Scientific classification
- Kingdom: Plantae
- Clade: Embryophytes
- Clade: Tracheophytes
- Clade: Angiosperms
- Clade: Eudicots
- Clade: Rosids
- Order: Fabales
- Family: Fabaceae
- Subfamily: Faboideae
- Genus: Astragalus
- Species: A. tricarinatus
- Binomial name: Astragalus tricarinatus A.Gray

= Astragalus tricarinatus =

- Genus: Astragalus
- Species: tricarinatus
- Authority: A.Gray
- Conservation status: LE

Species of legume

Astragalus tricarinatus is a rare species of milkvetch known by the common name triplerib milkvetch, or triple-ribbed milkvetch.

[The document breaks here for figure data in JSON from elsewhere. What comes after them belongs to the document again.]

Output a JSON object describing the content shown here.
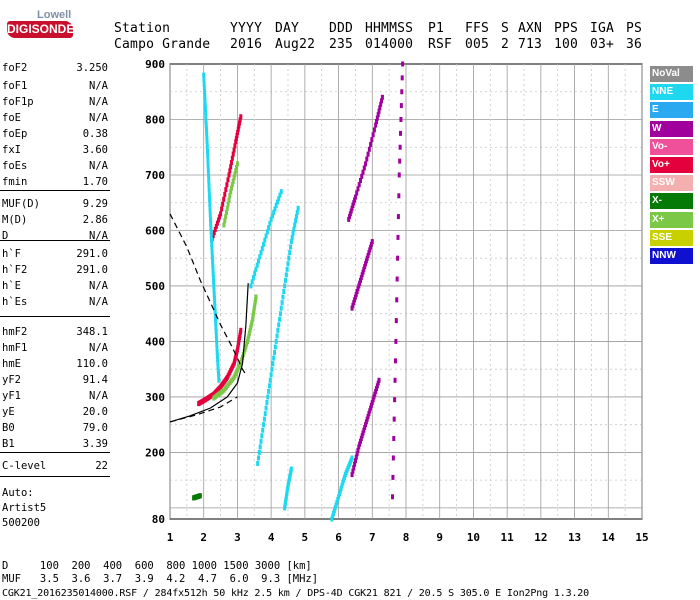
{
  "logo": {
    "line1": "Lowell",
    "line2": "DIGISONDE"
  },
  "header": {
    "station_label": "Station",
    "station_name": "Campo Grande",
    "yyyy_label": "YYYY",
    "yyyy": "2016",
    "day_label": "DAY",
    "day": "Aug22",
    "ddd_label": "DDD",
    "ddd": "235",
    "hhmmss_label": "HHMMSS",
    "hhmmss": "014000",
    "p1_label": "P1",
    "p1": "RSF",
    "ffs_label": "FFS",
    "ffs": "005",
    "s_label": "S",
    "s": "2",
    "axn_label": "AXN",
    "axn": "713",
    "pps_label": "PPS",
    "pps": "100",
    "iga_label": "IGA",
    "iga": "03+",
    "ps_label": "PS",
    "ps": "36"
  },
  "params": [
    {
      "label": "foF2",
      "value": "3.250"
    },
    {
      "label": "foF1",
      "value": "N/A"
    },
    {
      "label": "foF1p",
      "value": "N/A"
    },
    {
      "label": "foE",
      "value": "N/A"
    },
    {
      "label": "foEp",
      "value": "0.38"
    },
    {
      "label": "fxI",
      "value": "3.60"
    },
    {
      "label": "foEs",
      "value": "N/A"
    },
    {
      "label": "fmin",
      "value": "1.70"
    },
    {
      "label": "MUF(D)",
      "value": "9.29"
    },
    {
      "label": "M(D)",
      "value": "2.86"
    },
    {
      "label": "D",
      "value": "N/A"
    },
    {
      "label": "h`F",
      "value": "291.0"
    },
    {
      "label": "h`F2",
      "value": "291.0"
    },
    {
      "label": "h`E",
      "value": "N/A"
    },
    {
      "label": "h`Es",
      "value": "N/A"
    },
    {
      "label": "hmF2",
      "value": "348.1"
    },
    {
      "label": "hmF1",
      "value": "N/A"
    },
    {
      "label": "hmE",
      "value": "110.0"
    },
    {
      "label": "yF2",
      "value": "91.4"
    },
    {
      "label": "yF1",
      "value": "N/A"
    },
    {
      "label": "yE",
      "value": "20.0"
    },
    {
      "label": "B0",
      "value": "79.0"
    },
    {
      "label": "B1",
      "value": "3.39"
    },
    {
      "label": "C-level",
      "value": "22"
    }
  ],
  "auto": {
    "line1": "Auto:",
    "line2": "Artist5",
    "line3": "500200"
  },
  "legend": [
    {
      "label": "NoVal",
      "color": "#8c8c8c"
    },
    {
      "label": "NNE",
      "color": "#1ed8f0"
    },
    {
      "label": "E",
      "color": "#2aa8f0"
    },
    {
      "label": "W",
      "color": "#a0009c"
    },
    {
      "label": "Vo-",
      "color": "#f0509a"
    },
    {
      "label": "Vo+",
      "color": "#e4003c"
    },
    {
      "label": "SSW",
      "color": "#f4b0b0"
    },
    {
      "label": "X-",
      "color": "#067a06"
    },
    {
      "label": "X+",
      "color": "#7ac846"
    },
    {
      "label": "SSE",
      "color": "#c8d000"
    },
    {
      "label": "NNW",
      "color": "#1010d0"
    }
  ],
  "footer": {
    "d_row": "D     100  200  400  600  800 1000 1500 3000 [km]",
    "muf_row": "MUF   3.5  3.6  3.7  3.9  4.2  4.7  6.0  9.3 [MHz]",
    "file_row": "CGK21_2016235014000.RSF / 284fx512h 50 kHz 2.5 km / DPS-4D CGK21 821 / 20.5 S 305.0 E Ion2Png 1.3.20"
  },
  "chart_data": {
    "type": "scatter",
    "title": "",
    "xlabel": "",
    "ylabel": "",
    "xlim": [
      1,
      15
    ],
    "ylim": [
      80,
      900
    ],
    "x_ticks": [
      1,
      2,
      3,
      4,
      5,
      6,
      7,
      8,
      9,
      10,
      11,
      12,
      13,
      14,
      15
    ],
    "y_ticks": [
      200,
      300,
      400,
      500,
      600,
      700,
      800,
      900
    ],
    "grid": true,
    "legend_placement": "right",
    "traces": [
      {
        "name": "Vo+",
        "points": [
          [
            1.85,
            288
          ],
          [
            2.05,
            295
          ],
          [
            2.3,
            305
          ],
          [
            2.5,
            318
          ],
          [
            2.7,
            335
          ],
          [
            2.9,
            360
          ],
          [
            3.0,
            385
          ],
          [
            3.1,
            420
          ]
        ]
      },
      {
        "name": "X+",
        "points": [
          [
            2.3,
            298
          ],
          [
            2.6,
            312
          ],
          [
            2.9,
            335
          ],
          [
            3.1,
            362
          ],
          [
            3.3,
            400
          ],
          [
            3.45,
            440
          ],
          [
            3.55,
            480
          ]
        ]
      },
      {
        "name": "Vo+",
        "points": [
          [
            2.25,
            585
          ],
          [
            2.5,
            630
          ],
          [
            2.75,
            700
          ],
          [
            2.95,
            760
          ],
          [
            3.1,
            805
          ]
        ]
      },
      {
        "name": "X+",
        "points": [
          [
            2.6,
            610
          ],
          [
            2.8,
            670
          ],
          [
            3.0,
            720
          ]
        ]
      },
      {
        "name": "NNE",
        "points": [
          [
            2.0,
            880
          ],
          [
            2.05,
            820
          ],
          [
            2.1,
            760
          ],
          [
            2.15,
            690
          ],
          [
            2.2,
            620
          ],
          [
            2.25,
            560
          ],
          [
            2.3,
            500
          ],
          [
            2.35,
            440
          ],
          [
            2.4,
            380
          ],
          [
            2.45,
            330
          ]
        ]
      },
      {
        "name": "NNE",
        "points": [
          [
            3.6,
            180
          ],
          [
            3.8,
            260
          ],
          [
            4.0,
            340
          ],
          [
            4.2,
            420
          ],
          [
            4.4,
            500
          ],
          [
            4.6,
            580
          ],
          [
            4.8,
            640
          ]
        ]
      },
      {
        "name": "NNE",
        "points": [
          [
            3.4,
            500
          ],
          [
            3.7,
            560
          ],
          [
            4.0,
            620
          ],
          [
            4.3,
            670
          ]
        ]
      },
      {
        "name": "NNE",
        "points": [
          [
            4.4,
            100
          ],
          [
            4.5,
            140
          ],
          [
            4.6,
            170
          ]
        ]
      },
      {
        "name": "NNE",
        "points": [
          [
            5.8,
            80
          ],
          [
            6.0,
            120
          ],
          [
            6.2,
            160
          ],
          [
            6.4,
            190
          ]
        ]
      },
      {
        "name": "W",
        "points": [
          [
            6.4,
            160
          ],
          [
            6.6,
            210
          ],
          [
            6.8,
            250
          ],
          [
            7.0,
            290
          ],
          [
            7.2,
            330
          ]
        ]
      },
      {
        "name": "W",
        "points": [
          [
            6.4,
            460
          ],
          [
            6.6,
            500
          ],
          [
            6.8,
            540
          ],
          [
            7.0,
            580
          ]
        ]
      },
      {
        "name": "W",
        "points": [
          [
            6.3,
            620
          ],
          [
            6.5,
            660
          ],
          [
            6.8,
            720
          ],
          [
            7.1,
            790
          ],
          [
            7.3,
            840
          ]
        ]
      },
      {
        "name": "W",
        "points": [
          [
            7.6,
            120
          ],
          [
            7.7,
            400
          ],
          [
            7.8,
            700
          ],
          [
            7.9,
            900
          ]
        ]
      },
      {
        "name": "X-",
        "points": [
          [
            1.7,
            118
          ],
          [
            1.8,
            120
          ],
          [
            1.9,
            122
          ]
        ]
      }
    ],
    "curves": [
      {
        "name": "model",
        "style": "solid",
        "points": [
          [
            1.0,
            255
          ],
          [
            1.6,
            266
          ],
          [
            2.2,
            280
          ],
          [
            2.7,
            300
          ],
          [
            3.0,
            325
          ],
          [
            3.15,
            360
          ],
          [
            3.25,
            430
          ],
          [
            3.32,
            505
          ]
        ]
      },
      {
        "name": "profile",
        "style": "dashed",
        "points": [
          [
            1.0,
            630
          ],
          [
            1.5,
            570
          ],
          [
            1.9,
            510
          ],
          [
            2.2,
            470
          ],
          [
            2.5,
            430
          ],
          [
            2.8,
            395
          ],
          [
            3.0,
            370
          ],
          [
            3.15,
            350
          ],
          [
            3.25,
            340
          ]
        ]
      },
      {
        "name": "profile",
        "style": "dashed",
        "points": [
          [
            1.0,
            255
          ],
          [
            1.8,
            268
          ],
          [
            2.5,
            282
          ],
          [
            3.0,
            300
          ]
        ]
      }
    ]
  }
}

It is endemic to California, where it can be found in the region where the San Bernardino Mountains meet the Mojave Desert and the Colorado Desert. It grows in desert scrub and expanses of rock litter amongst stands of Joshua trees. The plant is known from only one location and there were twenty individuals remaining there in 1998, when it was federally listed as an endangered species.

==Description==
This is a perennial herb growing in clumps up to about 25 cm tall. The leaves are up to 20 cm long and made up of several silvery-green hairy leaflets. The inflorescence holds 5 to 15 cream-colored flowers each about 2 cm in length.

The fruit is a flat legume pod up to about 4 cm long. The pod is curved and has three distinct ribs.